01 July 2014
CONSTRUCTION work was launched on Istanbul’s third and the world’s biggest airport, with a ground-breaking ceremony last month (June 7).
Turkish Prime Minister Recep Tayyip Erdogan laid the foundation stone for the multi-billion-dollar project, which will be built in Arnavutkoy, a district in the northern part of Istanbul, on the European side.
It is expected to be used annually by an estimated 150 million passengers, thus becoming one of the world’s busiest air hubs.
The airport project, comprising four stages, will cost €10.247 billion ($14 billion).
With its 90-million-passenger capacity in its first phase, parking zone broad enough for 500 planes and 76-million-sq-m area, the airport is targeted to be the largest in the world and the biggest transfer hub in Europe.
Erdogan said the first phase of the airport would be launched on October 29 of 2017, marking Turkey’s 94th Republic Day.
Istanbul’s two airports, currently operational, were visited by a total of over 70 million passengers in 2013, revealing capacity issues as the number continued to rise.
Transportation Minister Lutfi Elvan said Turkey’s passenger numbers has increased by 11 million last year.
In 20 years’ time, Istanbul airports’ commercial aircraft traffic will exceed one million aircraft carrying 118 million passengers per year, according to a 2010 forecast by Turkey’s Middle East Technical University.

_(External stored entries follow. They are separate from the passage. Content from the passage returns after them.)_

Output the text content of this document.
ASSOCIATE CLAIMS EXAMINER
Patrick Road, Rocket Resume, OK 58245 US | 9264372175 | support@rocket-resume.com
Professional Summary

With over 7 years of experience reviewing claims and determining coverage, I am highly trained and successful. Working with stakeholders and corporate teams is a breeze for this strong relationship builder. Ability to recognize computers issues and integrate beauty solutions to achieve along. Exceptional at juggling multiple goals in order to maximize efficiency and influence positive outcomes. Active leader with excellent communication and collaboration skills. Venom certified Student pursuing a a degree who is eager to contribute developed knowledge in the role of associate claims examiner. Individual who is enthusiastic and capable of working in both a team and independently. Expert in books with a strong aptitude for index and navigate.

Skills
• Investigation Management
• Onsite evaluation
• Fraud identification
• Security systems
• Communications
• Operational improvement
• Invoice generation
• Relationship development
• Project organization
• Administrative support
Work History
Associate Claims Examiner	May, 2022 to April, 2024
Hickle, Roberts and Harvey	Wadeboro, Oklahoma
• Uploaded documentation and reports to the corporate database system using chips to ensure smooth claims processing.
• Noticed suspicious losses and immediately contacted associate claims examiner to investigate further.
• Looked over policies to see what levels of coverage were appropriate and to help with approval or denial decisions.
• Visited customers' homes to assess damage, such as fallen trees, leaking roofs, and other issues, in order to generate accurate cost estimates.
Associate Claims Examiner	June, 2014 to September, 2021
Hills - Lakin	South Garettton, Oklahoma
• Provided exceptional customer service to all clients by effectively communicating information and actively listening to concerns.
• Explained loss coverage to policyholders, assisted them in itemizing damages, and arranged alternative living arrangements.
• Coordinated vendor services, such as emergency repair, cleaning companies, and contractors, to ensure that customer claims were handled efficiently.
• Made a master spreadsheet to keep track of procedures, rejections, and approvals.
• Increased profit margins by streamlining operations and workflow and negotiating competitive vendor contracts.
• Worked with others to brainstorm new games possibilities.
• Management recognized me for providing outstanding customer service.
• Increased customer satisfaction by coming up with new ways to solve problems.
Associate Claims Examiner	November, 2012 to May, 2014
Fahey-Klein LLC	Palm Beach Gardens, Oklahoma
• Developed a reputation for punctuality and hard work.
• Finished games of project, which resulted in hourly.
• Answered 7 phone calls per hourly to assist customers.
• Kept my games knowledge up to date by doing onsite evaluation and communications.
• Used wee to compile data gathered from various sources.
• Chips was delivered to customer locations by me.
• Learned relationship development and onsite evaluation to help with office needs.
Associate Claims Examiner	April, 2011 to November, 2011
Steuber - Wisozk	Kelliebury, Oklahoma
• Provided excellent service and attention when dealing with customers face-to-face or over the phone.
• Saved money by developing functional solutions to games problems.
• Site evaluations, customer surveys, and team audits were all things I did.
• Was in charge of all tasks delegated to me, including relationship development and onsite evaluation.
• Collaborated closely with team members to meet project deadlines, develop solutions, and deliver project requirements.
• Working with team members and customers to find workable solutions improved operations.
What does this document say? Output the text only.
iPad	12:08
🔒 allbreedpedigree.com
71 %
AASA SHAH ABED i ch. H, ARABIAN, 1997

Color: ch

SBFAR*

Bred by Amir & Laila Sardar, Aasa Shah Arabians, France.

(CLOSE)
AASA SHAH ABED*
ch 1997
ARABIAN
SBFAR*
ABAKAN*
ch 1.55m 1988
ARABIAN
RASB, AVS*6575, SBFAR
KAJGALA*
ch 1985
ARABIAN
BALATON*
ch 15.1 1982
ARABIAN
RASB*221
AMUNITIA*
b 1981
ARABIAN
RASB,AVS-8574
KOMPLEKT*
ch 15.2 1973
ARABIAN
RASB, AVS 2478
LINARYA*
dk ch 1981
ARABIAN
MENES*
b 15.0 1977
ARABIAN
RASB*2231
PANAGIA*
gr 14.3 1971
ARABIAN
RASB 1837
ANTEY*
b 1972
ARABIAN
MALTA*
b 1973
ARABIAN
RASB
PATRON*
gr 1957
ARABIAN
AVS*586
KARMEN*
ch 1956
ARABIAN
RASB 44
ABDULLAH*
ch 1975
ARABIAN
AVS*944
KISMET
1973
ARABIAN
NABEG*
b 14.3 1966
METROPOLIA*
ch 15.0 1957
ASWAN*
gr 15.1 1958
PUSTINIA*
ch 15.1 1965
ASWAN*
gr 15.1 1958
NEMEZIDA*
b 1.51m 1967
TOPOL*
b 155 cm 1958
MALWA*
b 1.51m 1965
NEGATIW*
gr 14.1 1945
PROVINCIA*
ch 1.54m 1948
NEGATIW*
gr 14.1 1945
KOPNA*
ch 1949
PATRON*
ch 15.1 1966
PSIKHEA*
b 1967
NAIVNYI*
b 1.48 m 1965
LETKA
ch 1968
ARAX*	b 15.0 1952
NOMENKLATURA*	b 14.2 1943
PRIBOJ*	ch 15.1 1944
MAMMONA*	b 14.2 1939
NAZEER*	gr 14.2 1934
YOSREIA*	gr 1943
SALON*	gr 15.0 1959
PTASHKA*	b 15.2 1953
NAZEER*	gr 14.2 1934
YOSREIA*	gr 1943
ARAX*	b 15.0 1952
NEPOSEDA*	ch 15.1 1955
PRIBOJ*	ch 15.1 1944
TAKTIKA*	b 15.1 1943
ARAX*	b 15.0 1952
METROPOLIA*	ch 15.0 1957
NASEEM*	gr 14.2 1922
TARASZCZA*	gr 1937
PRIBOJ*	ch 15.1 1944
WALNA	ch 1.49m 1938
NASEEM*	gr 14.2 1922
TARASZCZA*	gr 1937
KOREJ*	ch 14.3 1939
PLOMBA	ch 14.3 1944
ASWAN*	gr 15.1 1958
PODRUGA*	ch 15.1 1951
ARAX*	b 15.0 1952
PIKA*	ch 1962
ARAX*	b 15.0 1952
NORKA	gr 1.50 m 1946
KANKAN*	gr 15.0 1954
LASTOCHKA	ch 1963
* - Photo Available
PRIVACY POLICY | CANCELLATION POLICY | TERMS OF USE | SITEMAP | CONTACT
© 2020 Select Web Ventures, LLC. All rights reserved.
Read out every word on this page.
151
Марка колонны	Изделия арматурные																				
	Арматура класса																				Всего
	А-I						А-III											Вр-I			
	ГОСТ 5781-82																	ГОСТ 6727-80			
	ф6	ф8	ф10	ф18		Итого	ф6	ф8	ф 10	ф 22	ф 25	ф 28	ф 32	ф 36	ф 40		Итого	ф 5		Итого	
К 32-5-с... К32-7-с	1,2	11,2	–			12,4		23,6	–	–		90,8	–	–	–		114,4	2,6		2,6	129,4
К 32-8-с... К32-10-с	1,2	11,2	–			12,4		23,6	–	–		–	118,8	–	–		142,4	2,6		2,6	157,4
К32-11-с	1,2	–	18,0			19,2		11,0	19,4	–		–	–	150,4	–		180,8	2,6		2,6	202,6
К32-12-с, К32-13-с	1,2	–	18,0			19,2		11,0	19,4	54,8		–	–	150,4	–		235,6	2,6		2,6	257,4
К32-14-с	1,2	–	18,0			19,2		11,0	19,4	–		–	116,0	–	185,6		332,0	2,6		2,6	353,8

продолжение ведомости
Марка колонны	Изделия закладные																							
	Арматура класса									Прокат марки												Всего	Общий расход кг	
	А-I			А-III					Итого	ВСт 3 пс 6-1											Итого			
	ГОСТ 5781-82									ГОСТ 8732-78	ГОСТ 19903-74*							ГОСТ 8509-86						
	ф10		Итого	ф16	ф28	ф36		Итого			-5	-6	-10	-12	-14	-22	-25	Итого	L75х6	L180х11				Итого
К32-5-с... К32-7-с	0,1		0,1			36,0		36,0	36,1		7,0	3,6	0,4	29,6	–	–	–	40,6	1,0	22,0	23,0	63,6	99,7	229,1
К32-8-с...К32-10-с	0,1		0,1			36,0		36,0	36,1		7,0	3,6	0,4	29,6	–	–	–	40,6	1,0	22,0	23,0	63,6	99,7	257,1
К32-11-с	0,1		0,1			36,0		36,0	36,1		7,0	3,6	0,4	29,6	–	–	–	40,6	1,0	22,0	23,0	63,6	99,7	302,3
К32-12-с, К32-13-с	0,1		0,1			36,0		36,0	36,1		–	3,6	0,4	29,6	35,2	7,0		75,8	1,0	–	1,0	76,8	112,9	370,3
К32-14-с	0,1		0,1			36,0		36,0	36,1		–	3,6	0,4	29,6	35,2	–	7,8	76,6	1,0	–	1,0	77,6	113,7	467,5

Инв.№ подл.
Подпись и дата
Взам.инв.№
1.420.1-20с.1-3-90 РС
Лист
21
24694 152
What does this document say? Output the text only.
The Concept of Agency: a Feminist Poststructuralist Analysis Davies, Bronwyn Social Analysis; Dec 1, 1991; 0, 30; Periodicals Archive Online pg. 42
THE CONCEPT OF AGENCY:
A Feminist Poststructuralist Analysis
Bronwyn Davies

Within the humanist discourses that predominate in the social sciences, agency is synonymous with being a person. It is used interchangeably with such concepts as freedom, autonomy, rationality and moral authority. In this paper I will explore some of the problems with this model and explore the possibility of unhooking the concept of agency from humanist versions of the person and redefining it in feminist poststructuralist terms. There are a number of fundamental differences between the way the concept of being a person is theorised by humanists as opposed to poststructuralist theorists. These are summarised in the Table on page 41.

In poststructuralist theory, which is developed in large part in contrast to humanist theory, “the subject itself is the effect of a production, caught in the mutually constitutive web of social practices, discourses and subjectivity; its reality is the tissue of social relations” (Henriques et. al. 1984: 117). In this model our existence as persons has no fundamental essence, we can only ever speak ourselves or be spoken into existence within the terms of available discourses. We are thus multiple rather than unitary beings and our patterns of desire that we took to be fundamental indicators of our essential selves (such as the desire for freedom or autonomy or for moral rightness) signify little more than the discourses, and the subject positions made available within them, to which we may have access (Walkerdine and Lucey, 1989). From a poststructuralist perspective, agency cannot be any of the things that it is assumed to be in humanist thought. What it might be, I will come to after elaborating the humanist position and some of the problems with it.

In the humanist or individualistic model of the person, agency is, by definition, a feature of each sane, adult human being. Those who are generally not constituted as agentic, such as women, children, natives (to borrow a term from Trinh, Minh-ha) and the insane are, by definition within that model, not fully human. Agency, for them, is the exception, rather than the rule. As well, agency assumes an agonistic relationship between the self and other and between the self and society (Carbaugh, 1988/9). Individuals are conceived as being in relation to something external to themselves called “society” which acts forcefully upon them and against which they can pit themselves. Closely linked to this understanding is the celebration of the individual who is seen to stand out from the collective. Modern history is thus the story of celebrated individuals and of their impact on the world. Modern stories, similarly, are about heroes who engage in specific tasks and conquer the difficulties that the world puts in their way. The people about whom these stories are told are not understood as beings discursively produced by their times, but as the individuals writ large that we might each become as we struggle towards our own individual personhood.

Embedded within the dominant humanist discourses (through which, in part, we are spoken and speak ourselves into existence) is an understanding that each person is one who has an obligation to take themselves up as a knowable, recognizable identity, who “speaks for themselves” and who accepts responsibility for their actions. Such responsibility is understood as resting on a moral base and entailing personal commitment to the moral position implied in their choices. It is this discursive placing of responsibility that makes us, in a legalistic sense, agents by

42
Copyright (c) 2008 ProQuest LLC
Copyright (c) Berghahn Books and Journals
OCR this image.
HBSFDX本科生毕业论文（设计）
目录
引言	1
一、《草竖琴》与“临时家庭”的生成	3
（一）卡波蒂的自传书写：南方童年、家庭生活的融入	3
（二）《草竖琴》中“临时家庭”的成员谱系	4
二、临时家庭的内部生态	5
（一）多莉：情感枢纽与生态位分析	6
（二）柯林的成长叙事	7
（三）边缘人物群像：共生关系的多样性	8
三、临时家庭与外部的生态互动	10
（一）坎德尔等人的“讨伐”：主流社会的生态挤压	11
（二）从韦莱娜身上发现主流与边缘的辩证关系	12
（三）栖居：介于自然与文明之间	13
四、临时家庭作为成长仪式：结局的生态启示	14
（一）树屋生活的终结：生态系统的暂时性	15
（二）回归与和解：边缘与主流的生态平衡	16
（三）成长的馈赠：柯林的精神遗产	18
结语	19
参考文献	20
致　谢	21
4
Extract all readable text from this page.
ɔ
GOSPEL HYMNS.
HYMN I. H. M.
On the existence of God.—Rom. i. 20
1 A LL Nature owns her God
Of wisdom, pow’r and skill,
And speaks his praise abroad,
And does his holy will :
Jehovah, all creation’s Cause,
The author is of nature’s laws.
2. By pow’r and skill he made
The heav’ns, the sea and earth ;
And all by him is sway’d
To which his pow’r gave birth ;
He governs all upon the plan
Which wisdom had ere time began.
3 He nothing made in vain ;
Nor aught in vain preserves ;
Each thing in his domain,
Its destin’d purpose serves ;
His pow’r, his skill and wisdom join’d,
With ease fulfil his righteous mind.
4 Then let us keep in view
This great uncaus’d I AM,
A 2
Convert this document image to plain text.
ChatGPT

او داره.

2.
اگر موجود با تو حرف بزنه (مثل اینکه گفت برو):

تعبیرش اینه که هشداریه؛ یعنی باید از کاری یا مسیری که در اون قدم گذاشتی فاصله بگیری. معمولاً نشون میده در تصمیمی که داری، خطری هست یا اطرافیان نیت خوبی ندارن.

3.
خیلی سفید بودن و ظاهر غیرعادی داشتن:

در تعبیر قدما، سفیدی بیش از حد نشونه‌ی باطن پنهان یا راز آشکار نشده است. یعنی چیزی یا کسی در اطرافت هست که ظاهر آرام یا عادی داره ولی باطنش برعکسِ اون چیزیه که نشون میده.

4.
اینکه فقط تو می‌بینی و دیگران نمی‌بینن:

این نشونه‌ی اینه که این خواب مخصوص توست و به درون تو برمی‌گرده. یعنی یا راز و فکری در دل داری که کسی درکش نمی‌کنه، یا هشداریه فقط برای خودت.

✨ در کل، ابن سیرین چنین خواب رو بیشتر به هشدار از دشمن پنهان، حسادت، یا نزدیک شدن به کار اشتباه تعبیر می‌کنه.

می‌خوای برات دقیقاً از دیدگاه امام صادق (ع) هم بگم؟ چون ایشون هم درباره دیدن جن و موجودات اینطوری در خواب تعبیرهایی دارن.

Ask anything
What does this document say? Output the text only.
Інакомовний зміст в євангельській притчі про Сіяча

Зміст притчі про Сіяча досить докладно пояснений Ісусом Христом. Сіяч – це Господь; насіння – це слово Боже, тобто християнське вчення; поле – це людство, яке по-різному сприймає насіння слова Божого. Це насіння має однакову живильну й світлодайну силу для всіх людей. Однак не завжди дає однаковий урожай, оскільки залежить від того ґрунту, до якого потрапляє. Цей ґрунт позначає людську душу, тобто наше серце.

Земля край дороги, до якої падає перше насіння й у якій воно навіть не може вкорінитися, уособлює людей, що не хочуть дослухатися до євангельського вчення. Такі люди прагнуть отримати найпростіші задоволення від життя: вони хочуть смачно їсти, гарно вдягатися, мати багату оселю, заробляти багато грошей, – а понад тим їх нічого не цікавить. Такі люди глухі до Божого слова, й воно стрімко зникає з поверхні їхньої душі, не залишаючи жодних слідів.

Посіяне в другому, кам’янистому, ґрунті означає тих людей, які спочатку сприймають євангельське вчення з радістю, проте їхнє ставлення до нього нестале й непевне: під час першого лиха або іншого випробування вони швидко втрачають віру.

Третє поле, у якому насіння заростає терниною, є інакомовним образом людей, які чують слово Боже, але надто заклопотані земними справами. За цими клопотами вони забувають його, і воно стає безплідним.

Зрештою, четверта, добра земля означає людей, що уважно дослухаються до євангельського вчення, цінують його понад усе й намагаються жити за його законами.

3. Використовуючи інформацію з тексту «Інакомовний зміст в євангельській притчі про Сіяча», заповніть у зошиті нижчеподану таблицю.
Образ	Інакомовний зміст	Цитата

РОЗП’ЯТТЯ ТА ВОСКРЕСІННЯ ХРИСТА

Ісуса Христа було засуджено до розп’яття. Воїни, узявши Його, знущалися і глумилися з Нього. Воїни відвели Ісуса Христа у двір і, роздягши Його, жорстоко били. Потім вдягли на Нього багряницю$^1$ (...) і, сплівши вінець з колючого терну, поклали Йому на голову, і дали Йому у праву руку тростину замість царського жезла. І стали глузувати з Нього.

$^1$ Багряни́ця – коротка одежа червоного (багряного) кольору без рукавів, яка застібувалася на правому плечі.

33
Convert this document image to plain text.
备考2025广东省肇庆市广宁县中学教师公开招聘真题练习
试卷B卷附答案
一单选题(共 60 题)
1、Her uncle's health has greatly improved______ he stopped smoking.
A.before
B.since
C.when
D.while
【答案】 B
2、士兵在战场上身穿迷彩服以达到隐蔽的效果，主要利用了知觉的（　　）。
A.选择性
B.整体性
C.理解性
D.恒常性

The new airport will have 165 passenger boarding bridges, four terminals connected with a railway system, three maintenance buildings, eight air traffic control towers, six runways, 16 taxiways, an airport apron of 6.5 million sq m with a capacity of 500 airplanes, a car park with a capacity of about 70,000 vehicles and touted as the largest airport car-park in Europe, a clinic, fire department, hotels, a convention centre, and recycling and waste disposal plants. It will be connected to the Istanbul metro, and multi-lane highways will be built to facilitate access to the airport.
A Turkish consortium comprising Cengiz, Kolin, Limak, Mapa and Kalyon had won a tender for the third Istanbul airport in May 2013, promising to pay the state €22.1 billion, plus taxes, to run the airport over a 25-year period starting in 2017.
About 350,000 tonnes of iron and steel components, 10,000 tonnes of aluminium component and 415,000 sq m of glass will be used in the construction. It will also act as a focal point for the Turkish Airlines, Turkey’s flag carrier, which is one of the fastest growing airline companies, flying currently to 208 international destinations.
The airport is expected to link Asia to North America and Africa to Europe and become a key international transit point and a viable alternative to Frankfurt airport in Germany.